Her hands offered no evidence of this, however. "Well, we must try to make things easier for you, Anna. Now let us talk it over."
"I'll wash my hands first and tidy up a bit," and she went into the adjoining room, where I heard her moving some furniture into place.
This gave an opportunity of scrutinizing the mean little sitting-room, and one fact was instantly apparent. There was not a single thing to suggest that a child had even set foot in it. On the floor close to the shabby sofa was a partly open leather bag; much too good and expensive to be in keeping with the rest, and a glance into it revealed a number of dressing-table fitments, also much better than a struggling working woman would be at all likely to own.
She had forgotten this in her confusion at my arrival and presently came out to fetch it, still in the untidy slovenly dress. "I won't be a minute, now," she said.

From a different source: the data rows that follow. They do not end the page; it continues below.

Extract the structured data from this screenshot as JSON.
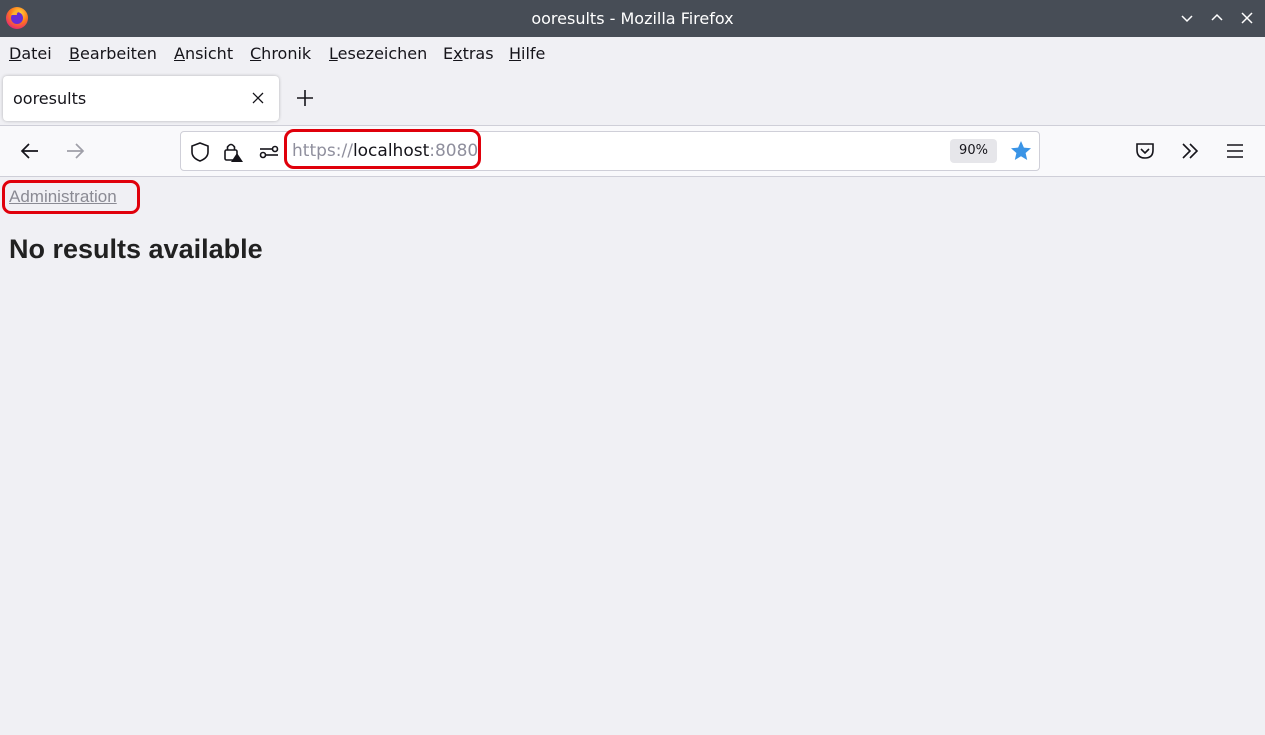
{
  "window": {
    "title": "ooresults - Mozilla Firefox"
  },
  "menubar": {
    "items": [
      {
        "accel": "D",
        "rest": "atei"
      },
      {
        "accel": "B",
        "rest": "earbeiten"
      },
      {
        "accel": "A",
        "rest": "nsicht"
      },
      {
        "accel": "C",
        "rest": "hronik"
      },
      {
        "accel": "L",
        "rest": "esezeichen"
      },
      {
        "pre": "E",
        "accel": "x",
        "rest": "tras"
      },
      {
        "accel": "H",
        "rest": "ilfe"
      }
    ]
  },
  "tabs": [
    {
      "label": "ooresults"
    }
  ],
  "navbar": {
    "url_scheme": "https://",
    "url_host": "localhost",
    "url_port": ":8080",
    "zoom": "90%"
  },
  "page": {
    "admin_link": "Administration",
    "heading": "No results available"
  },
  "colors": {
    "highlight": "#e0000b",
    "titlebar": "#474d56",
    "bookmark_star": "#3a94e6"
  },
  "icons": [
    "firefox-logo-icon",
    "minimize-icon",
    "maximize-icon",
    "close-window-icon",
    "tab-close-icon",
    "new-tab-icon",
    "back-icon",
    "forward-icon",
    "shield-icon",
    "lock-warning-icon",
    "permissions-icon",
    "bookmark-star-icon",
    "pocket-icon",
    "overflow-icon",
    "hamburger-menu-icon"
  ]
}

But several minutes passed before she returned, wearing now a well-fitting coat and skirt and cosmeticed much as she had been when we had met first.
"I try to keep my head above water, you see," she said, to account for her good clothes, no doubt.
I smiled approval and got to business. "First let me ask you whether you are absolutely certain I am the man you think."
"Do you think I should have made that fuss to-day if I wasn't? Why do you ask such a question?"
"Because I don't remember anything whatever of it, and to me you are an absolute stranger. Just tell me everything about it."
Her story was in its essence that which von Erstein had told me, repeated as if she had got it up much as she would have studied her part in a play. She was not very perfect in it, and there were just those verbal slips and trips which one may hear in a badly rehearsed play on the first night of production. Moreover, apart from her lines she was hopelessly muddled and had either been very badly coached about details or her memory was little better than my assumed one.